In its report, Clean Energy Canada appears to have a bias against nuclear power in its scoring for Ontario and Saskatchewan. Both provinces have energy policies that promote the use of nuclear power, which is non-emitting. Ontario's and Saskatchewan's commitment to nuclear power appears to pull their scores down.

“Although nuclear— including SMRs—may be part of a net-zero energy mix, it is crucial that provinces considering their deployment are proactively taking steps to maximize the role of cheaper and more tested options, which rely on technology largely available today,” the Clean Energy Canada report says.

Clean Prosperity’s report takes the opposite view, saying nuclear power will be crucial to meeting Canad'as net zero targets.

“Ambitious nuclear policy and ambitious climate policy are inseparable,” said Clean Prosperity director of policy and strategy Brendan Frank, lead author of the report Nuclear for Net-Zero Canada.

“Canada only needs to build more nuclear reactors if we plan to achieve net-zero by electrifying our economy. Federal and provincial governments need ambitious climate policies to convince the market that growing demand for electricity will support the economic case for new reactors.”

While federal and provincial policies may be effective in reducing Canada’s carbon intensity, the chance of any country achieving net zero by 2050 is “highly unlikely,” Vaclav Smil says in his recent essay.

“The goal of reaching net zero global anthropogenic CO2 emissions is to be achieved by an energy transition whose speed, scale, and modalities (technical, economic, social, and political) would be historically unprecedented,” he writes.

“What is particularly clear is that (in the absence of an unprecedented and prolonged global economic downturn) the world will remain far from reducing its energy-related CO2 emissions by 45 percent from the 2010 level by 2030: for that we would have to cut emissions by nearly 16 billion (tonnes) between 2023 and 2030—or eliminate nearly as much fossil carbon as the combined emissions of the two largest energy consumers, China and the USA.”

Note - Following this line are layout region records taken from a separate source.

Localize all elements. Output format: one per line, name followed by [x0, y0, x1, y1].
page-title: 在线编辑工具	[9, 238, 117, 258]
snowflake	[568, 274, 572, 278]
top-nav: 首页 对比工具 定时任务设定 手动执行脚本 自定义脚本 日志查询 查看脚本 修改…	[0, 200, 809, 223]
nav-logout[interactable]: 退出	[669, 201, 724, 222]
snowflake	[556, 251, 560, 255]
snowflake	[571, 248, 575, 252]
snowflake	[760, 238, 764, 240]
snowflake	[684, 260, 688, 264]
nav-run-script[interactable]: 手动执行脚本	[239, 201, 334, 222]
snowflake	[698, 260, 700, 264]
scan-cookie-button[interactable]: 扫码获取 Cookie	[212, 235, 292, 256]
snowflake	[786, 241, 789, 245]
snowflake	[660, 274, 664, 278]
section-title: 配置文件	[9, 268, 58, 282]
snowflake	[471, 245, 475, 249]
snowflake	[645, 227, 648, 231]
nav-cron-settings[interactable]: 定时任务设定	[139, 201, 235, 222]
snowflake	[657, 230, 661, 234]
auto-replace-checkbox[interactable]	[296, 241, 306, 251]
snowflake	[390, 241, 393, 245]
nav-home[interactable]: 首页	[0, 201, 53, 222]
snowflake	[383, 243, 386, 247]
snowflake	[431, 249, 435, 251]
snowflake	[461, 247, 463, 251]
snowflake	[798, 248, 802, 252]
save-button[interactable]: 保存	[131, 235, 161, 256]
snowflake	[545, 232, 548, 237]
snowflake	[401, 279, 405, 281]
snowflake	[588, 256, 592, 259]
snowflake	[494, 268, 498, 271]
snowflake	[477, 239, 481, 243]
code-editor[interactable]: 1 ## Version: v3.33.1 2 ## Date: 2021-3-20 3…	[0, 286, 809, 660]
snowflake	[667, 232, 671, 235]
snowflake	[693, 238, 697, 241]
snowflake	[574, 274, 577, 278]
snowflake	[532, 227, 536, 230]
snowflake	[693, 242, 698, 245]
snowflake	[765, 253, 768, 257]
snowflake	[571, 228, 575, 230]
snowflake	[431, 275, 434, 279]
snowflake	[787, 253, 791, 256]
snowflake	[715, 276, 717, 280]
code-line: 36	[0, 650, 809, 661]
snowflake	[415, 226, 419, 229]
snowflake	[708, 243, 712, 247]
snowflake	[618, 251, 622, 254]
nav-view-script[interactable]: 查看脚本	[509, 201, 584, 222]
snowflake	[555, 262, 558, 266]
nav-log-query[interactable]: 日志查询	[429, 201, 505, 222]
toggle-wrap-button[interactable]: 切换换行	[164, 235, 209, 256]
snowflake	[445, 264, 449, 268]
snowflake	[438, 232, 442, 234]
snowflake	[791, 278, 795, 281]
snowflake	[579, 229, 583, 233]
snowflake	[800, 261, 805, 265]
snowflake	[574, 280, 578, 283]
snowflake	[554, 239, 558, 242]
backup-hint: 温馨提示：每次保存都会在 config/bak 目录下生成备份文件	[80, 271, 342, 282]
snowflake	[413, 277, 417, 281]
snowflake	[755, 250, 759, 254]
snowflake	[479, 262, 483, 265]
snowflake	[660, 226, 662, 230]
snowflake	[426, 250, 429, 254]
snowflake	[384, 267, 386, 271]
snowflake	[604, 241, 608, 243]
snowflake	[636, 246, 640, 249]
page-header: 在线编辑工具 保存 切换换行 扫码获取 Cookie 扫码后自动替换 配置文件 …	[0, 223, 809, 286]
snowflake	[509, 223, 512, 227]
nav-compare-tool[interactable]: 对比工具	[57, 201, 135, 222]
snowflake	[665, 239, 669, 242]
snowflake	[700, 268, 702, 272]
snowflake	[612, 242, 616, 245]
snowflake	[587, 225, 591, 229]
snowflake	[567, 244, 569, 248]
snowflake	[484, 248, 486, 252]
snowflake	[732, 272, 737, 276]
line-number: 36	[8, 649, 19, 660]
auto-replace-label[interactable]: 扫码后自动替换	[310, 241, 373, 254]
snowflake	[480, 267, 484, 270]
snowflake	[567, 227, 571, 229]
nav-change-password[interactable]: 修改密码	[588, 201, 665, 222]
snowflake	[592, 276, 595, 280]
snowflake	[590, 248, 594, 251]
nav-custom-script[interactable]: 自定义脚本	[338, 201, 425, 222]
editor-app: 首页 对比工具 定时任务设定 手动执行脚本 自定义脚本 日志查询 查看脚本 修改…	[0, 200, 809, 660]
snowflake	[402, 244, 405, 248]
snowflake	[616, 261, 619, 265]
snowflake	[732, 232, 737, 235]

He notes that, since the first international climate agreement – the Kyoto Protocol of 1997 -- the use of fossil fuels globally has increased, not decreased.

“Despite international agreements, government spending and regulations, and technological advancements, global fossil fuel consumption surged by 55 percent between 1997 and 2023,” Smill writes.

“And the share of fossil fuels in global energy consumption has only decreased from nearly 86 percent in 1997 to approximately 82 percent in 2022.”

Replacing all fossil fuel energy by 2050 with non-emitting electricity would require the equivalent of 38,000 hydro-electric dams the size of B.C.’s Site C dam (1,100 megawatts), Smil estimates.

He adds: “Converting energy-intensive processes (e.g., iron smelting, cement, and plastics) to non-fossil alternatives requires solutions not yet available for large scale use."

As for costs, Smil estimates that achieving net zero by 2050 would cost affluent countries “at least 20 percent of their annual GDP.”

(Editor’s note: Since this story was published, Clean Prosperity has changed the wording of a quote from its landing page. The original quote was: “Ambitious nuclear policy and ambitious climate policy are inseparable.” That has since been changed to "Ambitious nuclear policy doesn’t make sense without ambitious climate policy". Clean Prosperity says it did not intend to suggest that nuclear power will be crucial to meeting net zero goals.)